Are tanning beds “safe”? Human studies of melanoma
Marianne Berwick

Ultraviolet wavebands and melanoma initiation
Dorothy C. Bennett

PCMR PRESS RELEASE: Thursday September 18, 2008

More than skin deep: There’s no such thing as a ‘safe’ suntan, researchers warn

There may be no such thing as a ‘safe’ tan based on ultraviolet (UV) radiation, according to a series of papers published in the October issue of Pigment Cell & Melanoma Research, the official journal of The International Federation of Pigment Cell Societies (IFPCS) and the Society for Melanoma Research.

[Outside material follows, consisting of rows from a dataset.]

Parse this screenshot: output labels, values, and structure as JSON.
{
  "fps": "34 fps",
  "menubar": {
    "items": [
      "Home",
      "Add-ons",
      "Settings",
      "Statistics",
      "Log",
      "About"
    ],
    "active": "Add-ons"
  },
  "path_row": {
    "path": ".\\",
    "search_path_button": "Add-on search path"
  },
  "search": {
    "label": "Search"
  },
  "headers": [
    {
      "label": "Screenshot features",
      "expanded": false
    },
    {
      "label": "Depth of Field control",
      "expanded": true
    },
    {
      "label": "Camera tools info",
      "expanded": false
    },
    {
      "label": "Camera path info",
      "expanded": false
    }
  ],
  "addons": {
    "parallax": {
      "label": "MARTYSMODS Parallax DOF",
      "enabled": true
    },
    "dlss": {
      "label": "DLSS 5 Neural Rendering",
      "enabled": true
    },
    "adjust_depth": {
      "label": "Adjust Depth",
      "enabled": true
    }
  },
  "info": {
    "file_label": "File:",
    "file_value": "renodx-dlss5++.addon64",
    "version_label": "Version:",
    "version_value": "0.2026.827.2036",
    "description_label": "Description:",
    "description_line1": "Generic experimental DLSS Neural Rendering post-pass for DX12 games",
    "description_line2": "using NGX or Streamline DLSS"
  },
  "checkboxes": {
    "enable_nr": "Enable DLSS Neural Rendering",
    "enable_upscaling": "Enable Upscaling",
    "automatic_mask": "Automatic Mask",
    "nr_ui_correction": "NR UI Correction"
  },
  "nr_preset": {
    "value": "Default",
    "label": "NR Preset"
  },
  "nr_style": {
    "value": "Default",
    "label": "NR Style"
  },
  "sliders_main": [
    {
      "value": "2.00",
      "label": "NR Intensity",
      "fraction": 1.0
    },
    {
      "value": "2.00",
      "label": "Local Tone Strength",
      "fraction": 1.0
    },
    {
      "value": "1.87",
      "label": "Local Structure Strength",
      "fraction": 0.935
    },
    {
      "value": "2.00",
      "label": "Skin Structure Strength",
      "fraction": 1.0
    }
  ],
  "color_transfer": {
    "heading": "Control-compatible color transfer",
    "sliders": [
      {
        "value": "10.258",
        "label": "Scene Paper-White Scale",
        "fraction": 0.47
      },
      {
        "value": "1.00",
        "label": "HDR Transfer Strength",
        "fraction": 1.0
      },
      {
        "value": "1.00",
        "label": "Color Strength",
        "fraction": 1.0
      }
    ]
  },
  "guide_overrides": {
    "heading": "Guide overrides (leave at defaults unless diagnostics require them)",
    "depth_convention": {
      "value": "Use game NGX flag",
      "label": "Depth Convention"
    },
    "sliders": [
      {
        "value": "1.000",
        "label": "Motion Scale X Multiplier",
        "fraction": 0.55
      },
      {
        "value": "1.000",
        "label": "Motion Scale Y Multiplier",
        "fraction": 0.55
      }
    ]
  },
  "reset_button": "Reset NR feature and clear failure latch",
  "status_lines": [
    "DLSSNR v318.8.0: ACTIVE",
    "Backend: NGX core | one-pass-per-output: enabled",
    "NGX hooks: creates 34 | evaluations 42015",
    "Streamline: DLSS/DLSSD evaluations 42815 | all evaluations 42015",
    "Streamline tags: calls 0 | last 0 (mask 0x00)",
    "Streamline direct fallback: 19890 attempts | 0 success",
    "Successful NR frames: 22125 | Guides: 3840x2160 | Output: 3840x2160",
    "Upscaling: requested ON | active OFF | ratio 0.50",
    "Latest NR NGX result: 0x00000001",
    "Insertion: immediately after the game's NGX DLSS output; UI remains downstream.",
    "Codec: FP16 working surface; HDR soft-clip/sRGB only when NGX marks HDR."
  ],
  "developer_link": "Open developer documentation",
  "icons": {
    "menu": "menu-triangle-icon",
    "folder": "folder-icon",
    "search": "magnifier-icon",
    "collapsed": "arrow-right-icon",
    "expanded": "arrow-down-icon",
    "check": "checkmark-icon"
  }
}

The authors of the three review papers – leading researchers in the fields of cell biology, dermatology and epidemiology – have examined the effects on skin of UV radiation, including that from indoor tanning beds. As well as highlighting the need for greater research into this area, they have called for the use of such beds by under-18s to be banned, along with any publicity that claims that tanning beds are safe.

Exposure to UV radiation, for example, from sunbathing or using an indoor tanning bed, affects the skin in a number of ways, including causing DNA damage, photoaging (damage to the skin from chronic exposure to sunlight) and skin cancer. UV radiation is the most ubiquitous carcinogen (cancer-causing agent) for humans, in whom skin is the organ most commonly affected by cancer.

Although more research is required, published data suggest that indoor tanning beds, which are used most by young women, are linked to an increased risk of melanoma (the most dangerous form of skin cancer), and do not support the idea that tanning beds are safe.

In one of three papers in the series published today, Dr David E Fisher, dermatologist and president of the Society of Melanoma Research, and colleagues from the Massachusetts General Hospital, Boston have explored the social issues and molecular mechanisms related to tanning caused by UV exposure. Reviewing published data in the field, the authors report that both tanning and skin cancer seem to begin with the same event – DNA damage caused by UV exposure. This leads them to suggest that a ‘safe’ tan with UV may be a physical impossibility.

The authors conclude: “UVR [ultraviolet radiation] exposure represents one of the most avoidable causes of cancer risk and mortality in man. Whereas genetic and other factors undoubtedly contribute importantly to skin cancer risk, the role of UV is incontrovertible, and efforts to confuse the public, particularly for purposes of economic gain by the indoor tanning industry, should be vigorously combated for the public health.”

The other two papers in the series have been written by Dr Marianne Berwick, an epidemiologist at the University of New Mexico Cancer Research and Treatment Centre, and Dr Dorothy C Bennett, a dermatologist at the Division of Basic Medical Sciences, St George’s, University of London, London, UK. The three papers and a related podcast with Dr Fisher can be accessed for free online at http://www.pigment.org/.

Skin cancer is the most common malignancy in the US; the American Academy of Dermatology reports than one American dies every 62 minutes from melanoma. The WHO estimated that, in the year 2000, up to 71 000 deaths worldwide were attributed to excessive UV exposure.